The sense that emerges immediately from a reading of this account is that Zuma has not only ignored the people of Sharpeville, but has also sought to make the Freedom Charter and its adoption at Kliptown in 1955 the pivot around which South Africa’s liberation turns. Effectively, he has decocted the content of the Sharpeville story and filled up the vessel of Human Rights Day with the narrative of the charter and the governing party.

That strategy is all the more brazen given that it was precisely anger and frustration within the ANC over the way that the charter was drafted — not least its nonracialism — and the role of white communists in the ­process that helped cause the breakaway of the Pan Africanist Congress (PAC), which organised the March 21 ­protest.

Uncomfortable background
Lodge records the outrage of The Africanist, the mimeographed organ of the ANC’s rebels, at the assertion that “South Africa belongs to all who live in it, black and white”.

“Do stolen goods belong to a thief and not their owner?” it thundered.

This background is uncomfortable for Zuma on numerous levels. As Lodge reminds us, among the most important of the Africanists who led the PAC’s split from the ANC were people who had been closely associated with the party’s youth league.

Potlako Leballo, who had been chairperson of the Orlando East branch of the league, emerges from Lodge’s account as a kind of 1950s Julius Malema: charismatic, radical and insistent that whites had stolen the land, which must be returned. He lived, wrote a biographer, “to dramatise, to command the centre of attention, to captivate listeners with impassioned stories”.

Lodge adds: “Even allowing for his tendency to self-aggrandisement, his life history suggests a strikingly unruly and assertive personality.”

Leballo was expelled from the ANC in 1958 following a battle for control of the Transvaal ANC, the removal of the entire provincial executive by the national leadership and a credentials battle that would sound familiar to anyone involved in an ANC provincial conference in 2012.

The analogy to Malema is not perfect — Leballo struggled financially and got around in the early 1960s on a borrowed scooter — but it is striking nonetheless.

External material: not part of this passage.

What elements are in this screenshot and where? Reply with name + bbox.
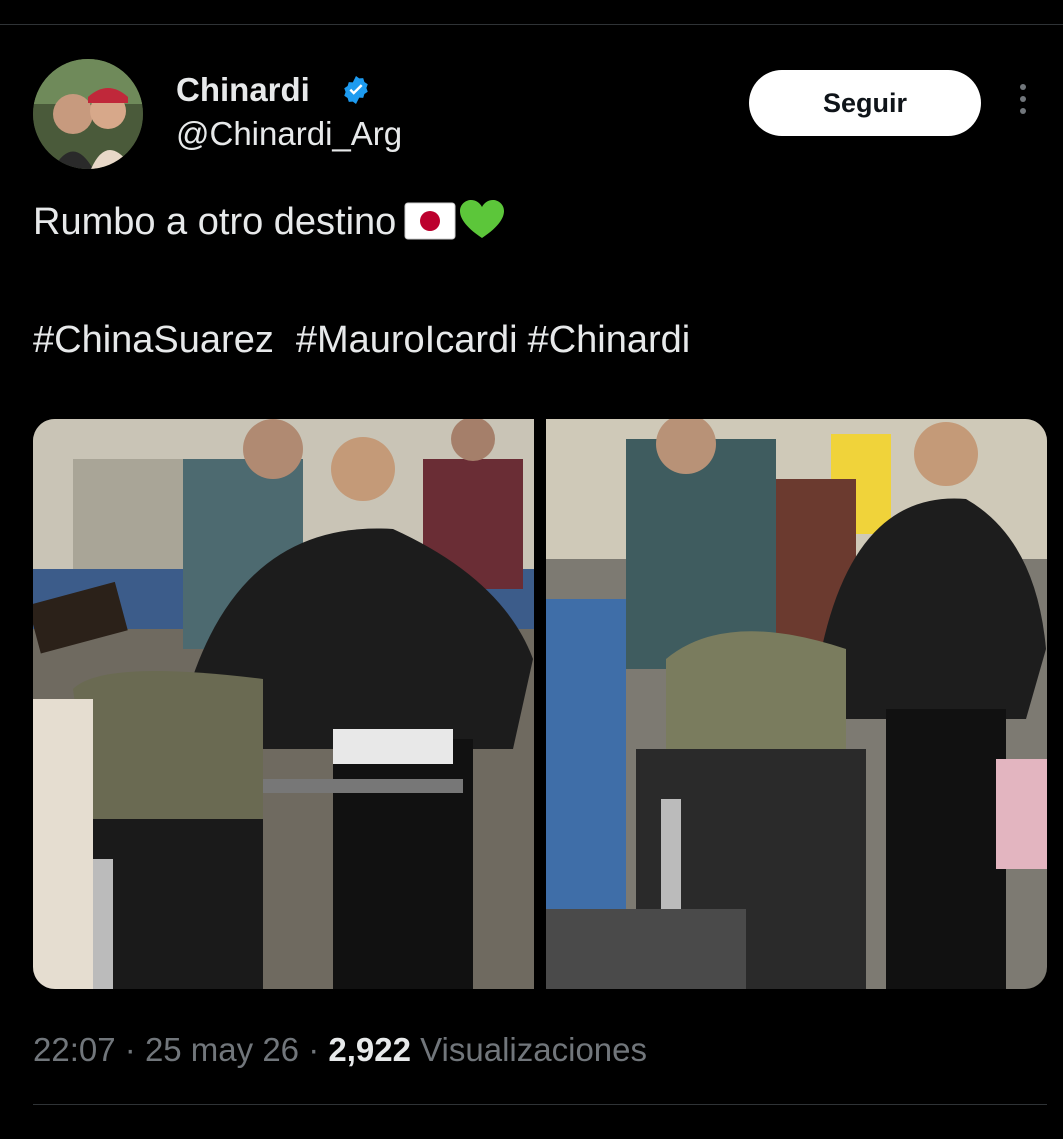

If Robert Sobukwe has had to be edited out of the ANC’s story because of his role in splitting the party, how much more embarrassing is the story of a proto-Malema who was expelled for dissenting from the national ­leadership?

A more important failure, however, is discernible in the subtler ­echoes of history.

Official agitation
Lodge sets out the economic and social conditions under which the PAC’s message began to resonate. An “exceptionally restrictive” labour market for young, relatively educated men forced them into factory work and other menial jobs — if they could get work at all.

“Youth unemployment had been a focus of official agitation since 1950,” Lodge writes. The pass laws and influx control prevented work seekers from moving to the Witwatersrand to seek jobs.

“Nearly 21 000 of an official [­Sharpeville] population of 37 000 were aged below 18.” Meanwhile, in Cape Town, where the pass law protests were the largest, migrant workers who had previously not been the focus of ANC-aligned organisers responded enthusiastically to the PAC message.

The labour ­market in the townships around ­Vereeniging right now is worse than restrictive and the availability of young people who could be mobilised in angry protest considerably greater.

Of course, there is much more to Lodge’s work than these resonances on which he makes no overt comment. He carefully unpicks the threads of the PAC’s complex relationships with liberal whites in Cape Town, traces the vagaries of memory and its intersection with the documentary record and examines the international impact of the massacre. What gives his work its urgency, however, is its live relevance to an increasingly angry South Africa.

To point this out is not to compare the misery of apartheid repression with the grievances of poor South Africans in 2012, but to draw attention to the life circumstances of people who feel angry and disenfranchised and the reasons why they take to the streets.

A president who was attentive to the echoes coming down the years from 1960 would address the real crisis that is building within his own party and, more importantly, in the Evatons and Sharpevilles and ­Ratandas of 2012.